Some of the best dishes we sampled were from the pasta section. The special one night was tender little pasta purses known as fiocchi or bandolini, stuffed with sharp Asiago cheese and sweet roasted pears ($16). Served in a pool of luxurious Gorgonzola sauce, they were so good, it's hard to accept that Cutrignelli buys them frozen from Italy. They met their match in the decadent rotelle ($16) - silky house-made pasta sheets rolled around ricotta cheese, blanched spinach, Parmesan and mozzarella; sliced into rounds; and baked with more mozzarella in a tomato sauce touched with cream.

Vitello Marsala ($19), one of the restaurant's most popular dishes, was delicate and tender, the thin slices of veal blanketed in a wine-laced sauce and a plethora of sauteed mushrooms. Only the extremely salty gnocchi with Gorgonzola detracted from the pork tenderloin ($22), which was wrapped in pancetta before grilling.

Excellent rib-eye

Yet no dish even came close to the bistecca alla Fiorentina ($25), a thick, freshly cut Angus rib-eye steak grilled in the Tuscan manner to showcase the pure flavor of high quality meat. Simply seasoned with Italian sea salt, pepper and extra virgin olive oil, it was crusty on the exterior, bright pink and wonderfully juicy within.

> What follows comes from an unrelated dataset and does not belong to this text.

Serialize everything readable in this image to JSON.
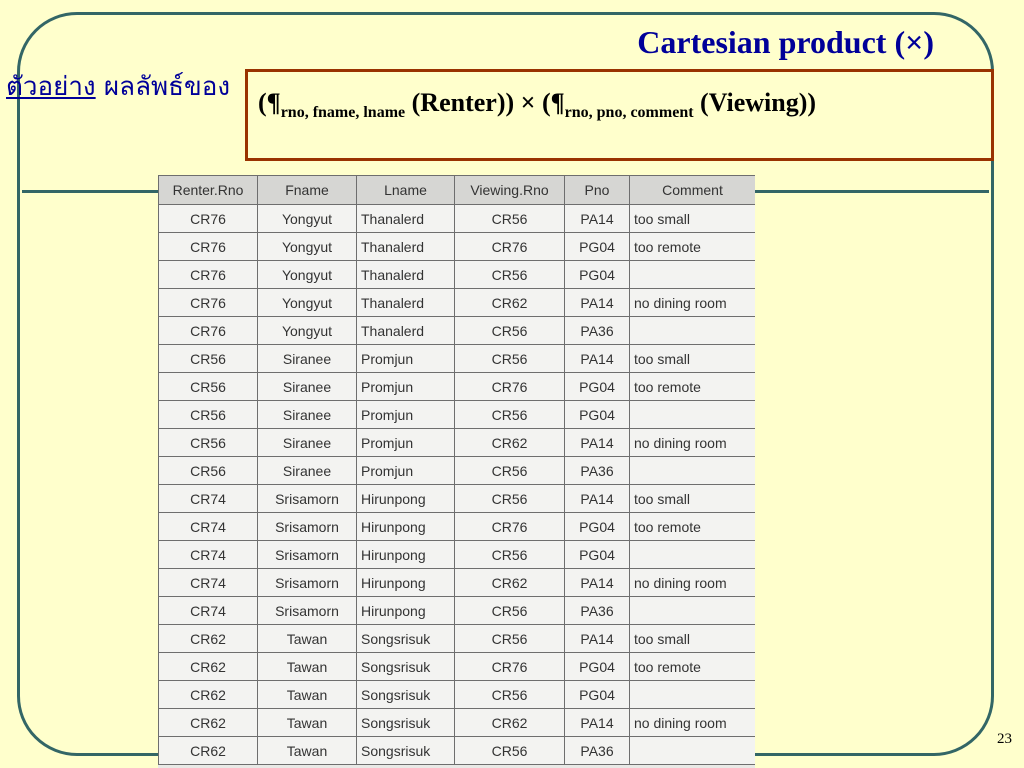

After such a pleasant meal, the dessert course (all $6) felt like an afterthought. Most selections are imported frozen from Italy, and they're not bad. We liked the chocolate tartufo, which resembles an enormous gelato truffle enfolding a zabaglione center. But the cannoli shell, shipped from the East Coast and filled at the restaurant, was rock hard and the ricotta filling gummy. Even the homey tiramisu, which is made in-house, was no match for the savory side of the menu.

Still, there's plenty to like at Maurizio's. It's no wonder Cutrignelli has built such a loyal following in a town with so few good restaurants.

Restaurant reviews are conducted anonymously. The Mercury News pays for all meals.